Les massacres indonésiens de 1965 contre les présumés sympathisants communistes n’a pas seulement entraîné la mort et l’emprisonnement de plus d’un demi-million de personnes, il a également contraint les survivants à affronter la connaissance de ce passé sanglant tout au long d’une vie de silence, d’acceptation – et finalement de résilience. Un génocide qui a réduit des générations au silence. En 1965, le “perfide” Parti communiste indonésien (PKI) a lancé une tentative de coup d’État qui a été écrasée par l'”héroïque” armée indonésienne.
C’est du moins la version que l’État a enseignée aux élèves indonésiens tout au long du régime autoritaire du Nouvel ordre du président Suharto (1966-1998), et même jusqu’au XXIe siècle.
Alors que les écoles enseignaient ce récit aux jeunes Indonésiens, les histoires qui allaient à l’encontre de celui-ci étaient supprimées.

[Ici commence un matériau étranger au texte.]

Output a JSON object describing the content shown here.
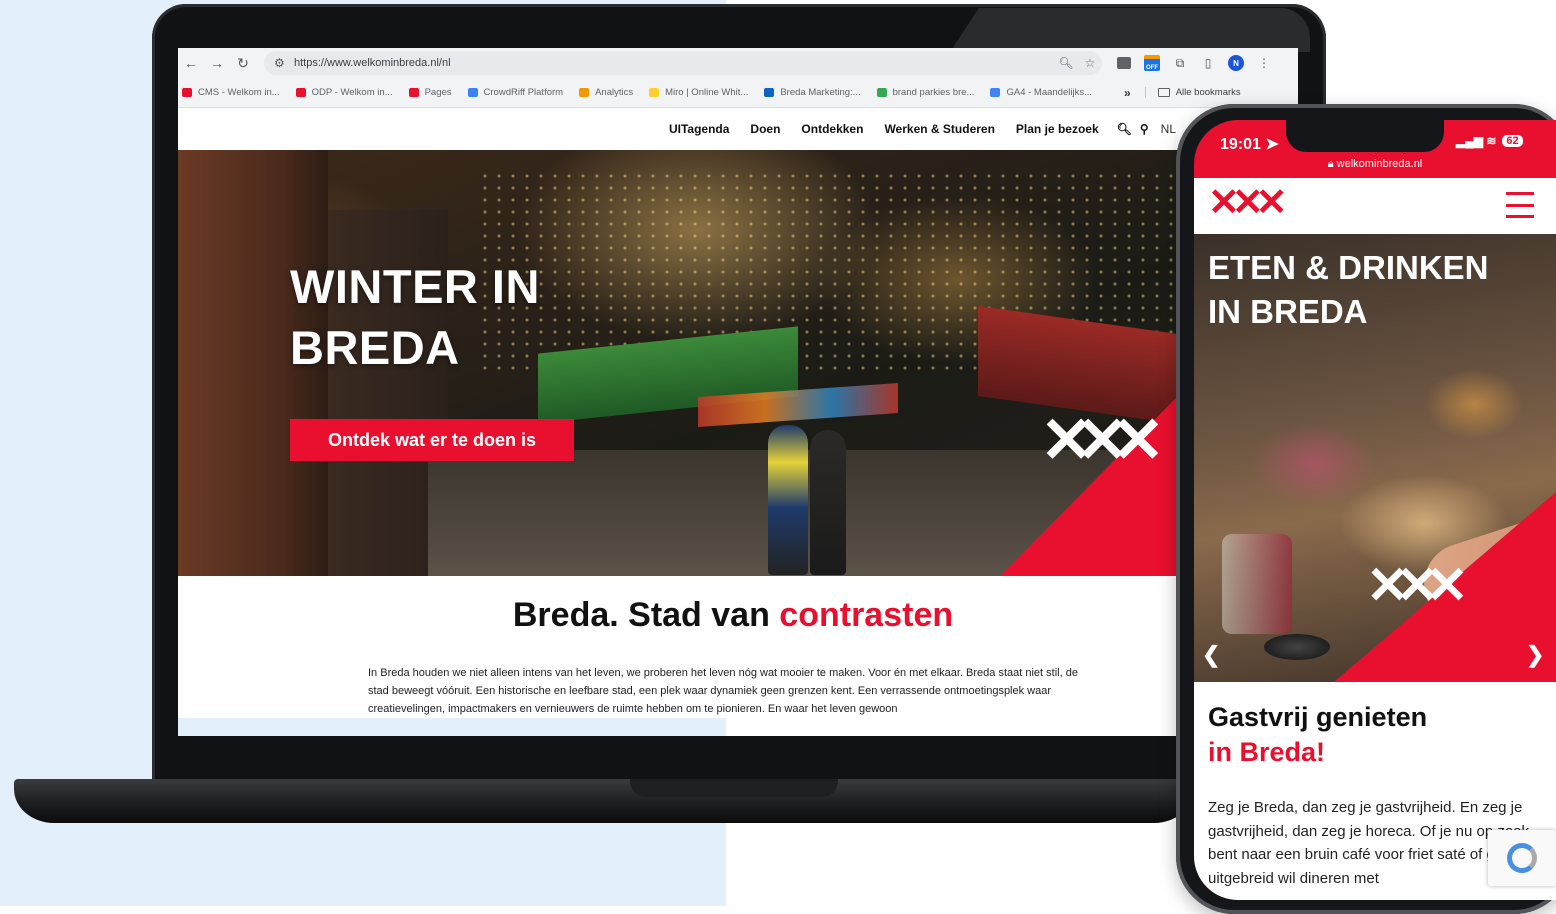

Il s’agissait notamment de l’histoire complexe du mouvement de gauche dans la politique indonésienne, mais aussi des événements sanglants et terrifiants qui ont suivi l’arrivée au pouvoir de l’armée en 1965, lorsqu’au moins des centaines de milliers d’Indonésiens ont été tués ou emprisonnés sans procès pour leur prétendue affiliation au PKI.
Cette histoire violente est restée inexprimée et indicible dans la sphère publique pendant la période de l’Ordre nouveau.
De nombreux Indonésiens se sont même autocensurés par peur – en particulier les victimes de la violence, leurs enfants et les membres de leur famille. Les anciens prisonniers politiques, ceux qui avaient le plus directement subi la violence, par exemple, ont été soumis à diverses formes de surveillance et de discrimination après leur sortie de prison. Les survivants ont transmis cette supposée culpabilité à leurs enfants. L’État a également ostracisé ces “enfants communistes” accusés, ainsi que leurs parents.
De nombreuses familles de victimes se sont murées dans le silence. Dans de nombreux cas, les anciens prisonniers politiques, se sont cachés et n’ont jamais parlé de leurs épreuves et souffrances passées. Pendant la période de l’Ordre nouveau, la réponse la plus sûre à tout ce qui était lié à 1965 était “Je ne savais pas/ne sais rien”. Puis, la chute du régime autoritaire de Suharto et l’avènement de l’ère de la réforme en 1998 ont enhardi certaines anciennes victimes de la violence d’État à contester la version officielle des événements de 1965. Dans le contexte de l’émergence de la démocratie, de l’essor de nouveaux moyens et plates-formes d’expression et de l’intérêt croissant de la jeune génération, ils ont cherché à exposer les faits occultés concernant les massacres et l’emprisonnement de personnes soupçonnées de communisme.
Certains anciens prisonniers politiques et d’autres victimes de 1965 ont commencé à s’exprimer, notamment par le biais de mémoires, comme ceux du journaliste et ancien prisonnier politique Putu Oka Sukanta, en formant des organisations de défense avec d’autres anciens prisonniers politiques, comme la Yayasan Penelitian Korban Pembunuhan (Fondation pour les victimes des meurtres de 1965/1966), et même par des moyens créatifs, comme la chorale Dialita. Dans certains cas, ils ont finalement commencé à parler à leurs enfants et petits-enfants de ce qu’ils avaient vécu. Soudain, il est devenu possible, avec des inégalités et encore quelques risques, d’affirmer : “Je savais/savais”….
Cet article est extrait d’une longue enquête publiée sur le site The conversation.com et dans le Jakarta Post.